Nossos corações serão arrebatados mutuamente. Esforços serão desnecessários.
E tudo será doce como mel, belo como flor, mas com a essência da aventura, do acaso.

Amor, apenas me diga:
quem é você? Descreva-me a tua face.
em qual curva da vida cruzarás meu caminho?

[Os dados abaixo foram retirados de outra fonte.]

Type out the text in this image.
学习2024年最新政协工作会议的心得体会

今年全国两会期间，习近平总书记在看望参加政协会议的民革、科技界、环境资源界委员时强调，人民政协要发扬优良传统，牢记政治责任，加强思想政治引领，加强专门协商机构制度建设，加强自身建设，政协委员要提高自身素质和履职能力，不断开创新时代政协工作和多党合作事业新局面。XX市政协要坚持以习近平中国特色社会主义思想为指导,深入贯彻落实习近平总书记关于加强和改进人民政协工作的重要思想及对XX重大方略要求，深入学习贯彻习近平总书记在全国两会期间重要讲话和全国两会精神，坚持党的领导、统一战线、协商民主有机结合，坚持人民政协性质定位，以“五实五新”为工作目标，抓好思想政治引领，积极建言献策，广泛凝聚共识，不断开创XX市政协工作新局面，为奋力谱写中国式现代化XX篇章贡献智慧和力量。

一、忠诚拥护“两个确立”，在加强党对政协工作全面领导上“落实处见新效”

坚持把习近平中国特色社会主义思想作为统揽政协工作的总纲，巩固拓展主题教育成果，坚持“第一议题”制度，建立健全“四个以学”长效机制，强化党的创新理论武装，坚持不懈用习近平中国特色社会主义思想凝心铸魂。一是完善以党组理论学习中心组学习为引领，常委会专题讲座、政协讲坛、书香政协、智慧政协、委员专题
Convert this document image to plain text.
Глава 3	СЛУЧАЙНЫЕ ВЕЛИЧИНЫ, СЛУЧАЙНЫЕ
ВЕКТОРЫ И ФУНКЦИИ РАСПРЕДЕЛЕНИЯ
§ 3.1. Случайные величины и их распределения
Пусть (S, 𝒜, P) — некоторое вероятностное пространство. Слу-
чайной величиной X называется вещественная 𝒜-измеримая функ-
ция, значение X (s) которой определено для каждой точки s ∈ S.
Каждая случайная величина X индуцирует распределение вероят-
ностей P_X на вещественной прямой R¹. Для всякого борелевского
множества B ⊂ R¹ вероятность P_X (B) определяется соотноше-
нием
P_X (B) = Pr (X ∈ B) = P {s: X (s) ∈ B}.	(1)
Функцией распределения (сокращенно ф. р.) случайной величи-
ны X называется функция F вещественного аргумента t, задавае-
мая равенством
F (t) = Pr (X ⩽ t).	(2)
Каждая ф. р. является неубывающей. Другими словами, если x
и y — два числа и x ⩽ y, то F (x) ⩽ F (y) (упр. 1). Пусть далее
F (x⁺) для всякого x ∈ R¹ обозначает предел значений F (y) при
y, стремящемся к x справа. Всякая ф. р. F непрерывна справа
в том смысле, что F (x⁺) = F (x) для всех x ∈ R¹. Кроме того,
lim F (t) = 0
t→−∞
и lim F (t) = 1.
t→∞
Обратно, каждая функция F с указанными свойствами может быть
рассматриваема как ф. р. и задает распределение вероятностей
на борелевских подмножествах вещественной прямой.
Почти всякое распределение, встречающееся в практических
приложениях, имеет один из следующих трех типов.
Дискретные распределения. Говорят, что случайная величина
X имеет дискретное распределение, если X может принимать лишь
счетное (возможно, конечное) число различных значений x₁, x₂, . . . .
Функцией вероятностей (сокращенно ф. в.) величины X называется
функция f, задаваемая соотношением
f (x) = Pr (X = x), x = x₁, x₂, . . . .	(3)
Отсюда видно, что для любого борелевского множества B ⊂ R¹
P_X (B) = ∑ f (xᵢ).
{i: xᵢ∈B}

Nas entrelinhas dos meus sentimentos te espero com toda a certeza de que você existe. Ora, a calmaria paira, ora a ansiedade a rouba.

12 de fevereiro de 2010

Foi mágico...

...quando nossos olhares se encontraram. Tudo fez-se silêncio. O mundo resumia-se ao espaço que havia entre nós. O sorrir inevitável, a admiração instantânea. Foi inesperado e tão perfeito. As flores caíam do céu em uma inconsciente ilusão. Era como se tudo e todos deixassem de existir naquele instante. Aquele vazio anterior foi preenchido por um conjunto de sensações indescritíveis, inexplicáveis. O coração batia devagar, com toda a voracidade que lhe era oferecida. O amor deu as caras por um segundo. E o único desejo era que fosse eterno, aquele momento de puro êxtase...

6 de janeiro de 2010

Amor de infância

Não sei como começar. Apenas senti a necessidade de escrever sobre o que sinto, ou senti. O silêncio enlouquece.
Te conheço há anos, faço-te admirar-me há poucas palavras.
Gostei muito de você, talvez tenha te amado.
A euforia passou, a paixão acabou, mas talvez ainda te goste, ainda te ame. Mas com toda a serenidade que antes desconhecia. Serenidade expressa até na saudade que sinto de ti, que está sempre presente, mas não me atormenta.